What was least appealing to me in Möbius Strip was a consistent, mud-dark bitterness that flowed unceasingly from Freese after some of his “howls” hit their crescendos. I can understand degrees of animosity and frustration, especially in light of negative life experiences, but sometimes it overwhelmed my appreciation for the “stories.” I’m not a shallow reader, by any means, and I don’t shy from confessional writing. Yet, I wasn’t a fan of what sounded like potential grudges and unresolved anger that might be skewing Freese’s point of view.

Isn’t this a matter of personal tastes, though? Rightly so. Matt Freese echoes what many of us writers and poets think, feel, and hope to express in our writing as we continue to head, irreversibly, into our twilight years. Sure, yeah, some of us are frustrated, angry, even disgusted with the state of the world. And it’s going to show some of the time.

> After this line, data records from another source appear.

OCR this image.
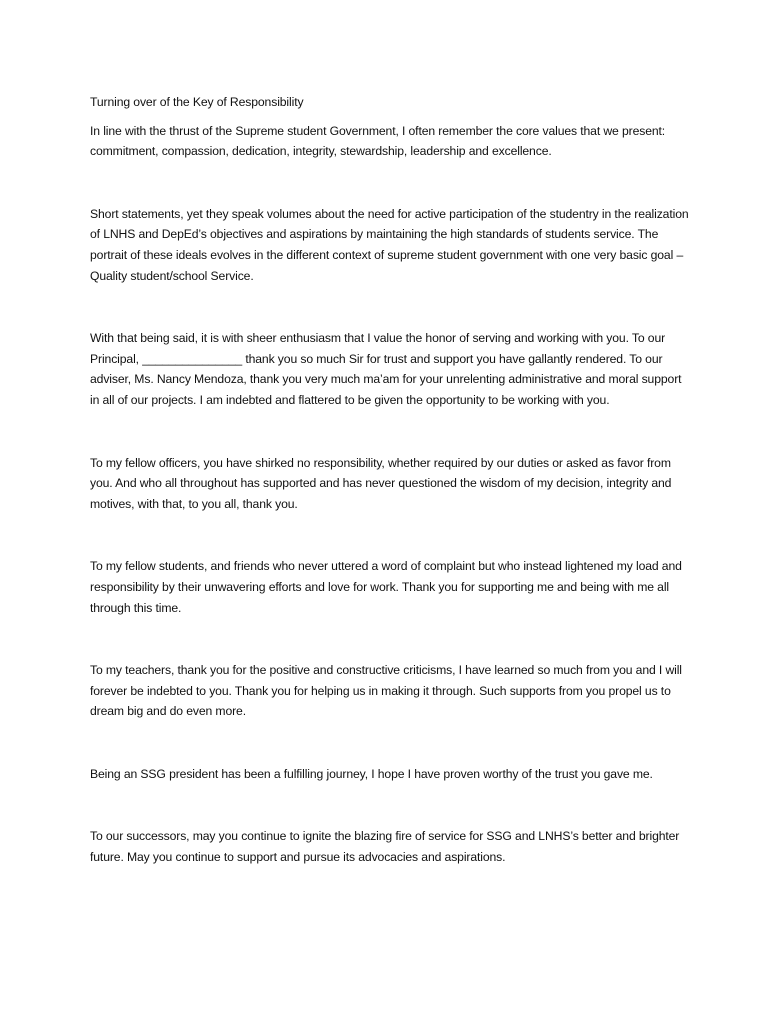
Turning over of the Key of Responsibility

In line with the thrust of the Supreme student Government, I often remember the core values that we present: commitment, compassion, dedication, integrity, stewardship, leadership and excellence.

Short statements, yet they speak volumes about the need for active participation of the studentry in the realization of LNHS and DepEd’s objectives and aspirations by maintaining the high standards of students service. The portrait of these ideals evolves in the different context of supreme student government with one very basic goal – Quality student/school Service.

With that being said, it is with sheer enthusiasm that I value the honor of serving and working with you. To our Principal, _______________ thank you so much Sir for trust and support you have gallantly rendered. To our adviser, Ms. Nancy Mendoza, thank you very much ma’am for your unrelenting administrative and moral support in all of our projects. I am indebted and flattered to be given the opportunity to be working with you.

To my fellow officers, you have shirked no responsibility, whether required by our duties or asked as favor from you. And who all throughout has supported and has never questioned the wisdom of my decision, integrity and motives, with that, to you all, thank you.

To my fellow students, and friends who never uttered a word of complaint but who instead lightened my load and responsibility by their unwavering efforts and love for work. Thank you for supporting me and being with me all through this time.

To my teachers, thank you for the positive and constructive criticisms, I have learned so much from you and I will forever be indebted to you. Thank you for helping us in making it through. Such supports from you propel us to dream big and do even more.

Being an SSG president has been a fulfilling journey, I hope I have proven worthy of the trust you gave me.

To our successors, may you continue to ignite the blazing fire of service for SSG and LNHS’s better and brighter future. May you continue to support and pursue its advocacies and aspirations.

If you enjoy essays on cultural icons, books, and movies, you’ll like the section called “Metaphorical Noodles,” which noodles about a number of theater and screen actors; and “Babbling Brooks and Motion Pictures” (pg. 112) is essentially a biographical essay of books and stories that impacted Freese’s thinking. He’s got some informative things to say that might lead you to your next good read. Or write.

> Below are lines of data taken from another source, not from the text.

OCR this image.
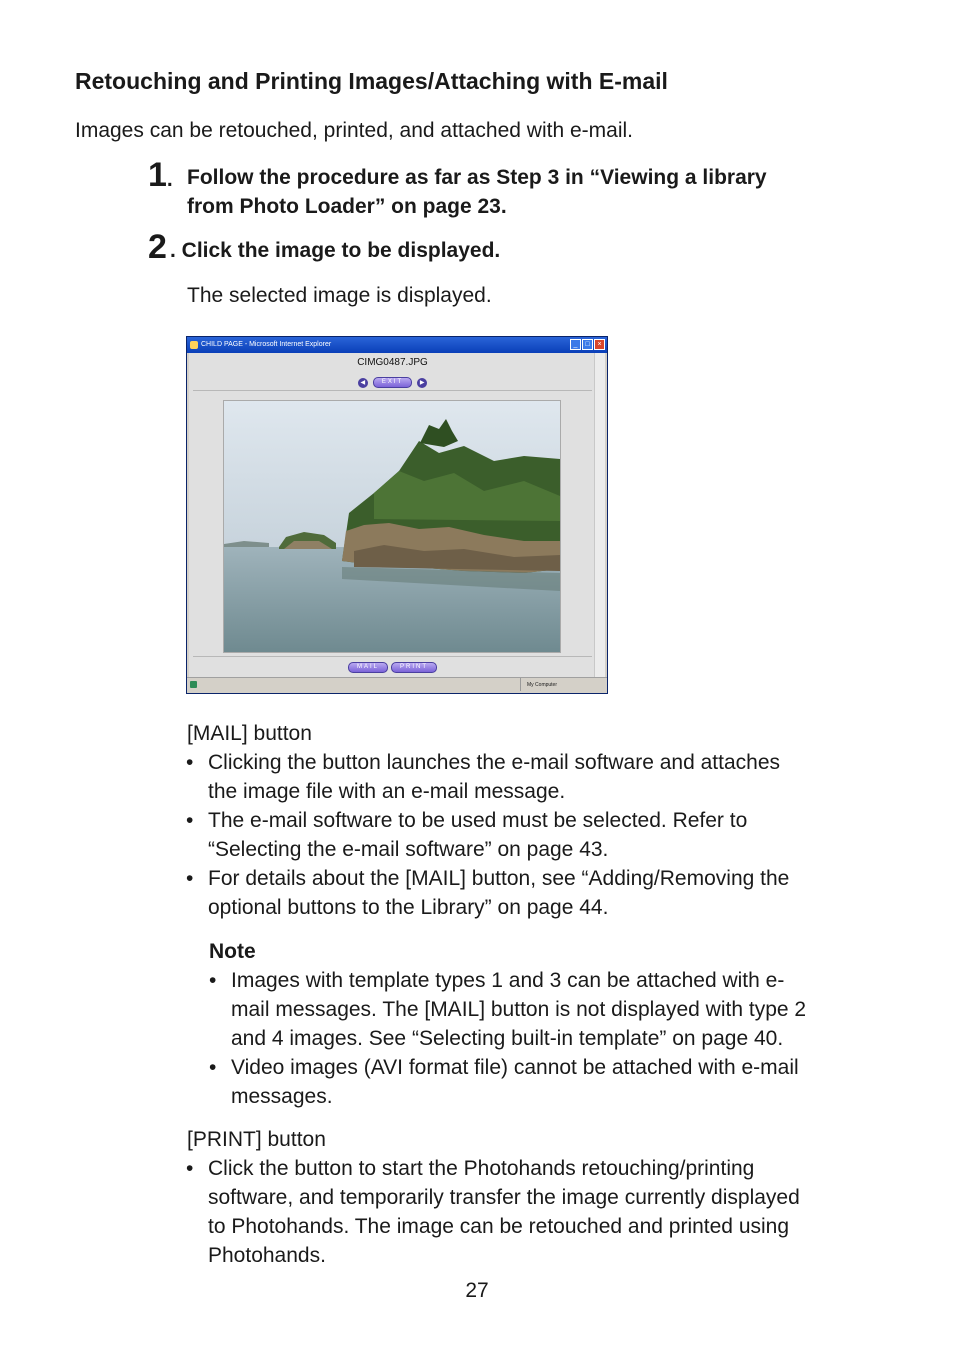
Retouching and Printing Images/Attaching with E-mail
Images can be retouched, printed, and attached with e-mail.
1. Follow the procedure as far as Step 3 in “Viewing a library
from Photo Loader” on page 23.
2 . Click the image to be displayed.
The selected image is displayed.
CHILD PAGE - Microsoft Internet Explorer	_	□	×
CIMG0487.JPG
◀	EXIT	▶
MAIL	PRINT
My Computer
[MAIL] button
• Clicking the button launches the e-mail software and attaches
the image file with an e-mail message.
• The e-mail software to be used must be selected. Refer to
“Selecting the e-mail software” on page 43.
• For details about the [MAIL] button, see “Adding/Removing the
optional buttons to the Library” on page 44.
Note
• Images with template types 1 and 3 can be attached with e-
mail messages. The [MAIL] button is not displayed with type 2
and 4 images. See “Selecting built-in template” on page 40.
• Video images (AVI format file) cannot be attached with e-mail
messages.
[PRINT] button
• Click the button to start the Photohands retouching/printing
software, and temporarily transfer the image currently displayed
to Photohands. The image can be retouched and printed using
Photohands.
27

Freese ends this collection with an essay on something I’m prone to do every time I move house or clean out my files: “rummaging.” You know, it’s where you start sorting papers from folders or boxes that are at least 4-25 years old with the intent to “clean out.” You get through a few pages of a typed document, and then you come across a couple of torn, handwritten notesheets of quotes or quickly-jotted lines of poetry, an old letter you saved for some sentimental reason— and you go sit down and start to read them all instead of tossing them. For you writers, it is often more important to find and re-examine those keepsake scraps than it is to actually “clean out” your office or desk. Freese’s “Reflections on Rummaging” surely bears this out, although my wife would probably be more impressed by a neater office.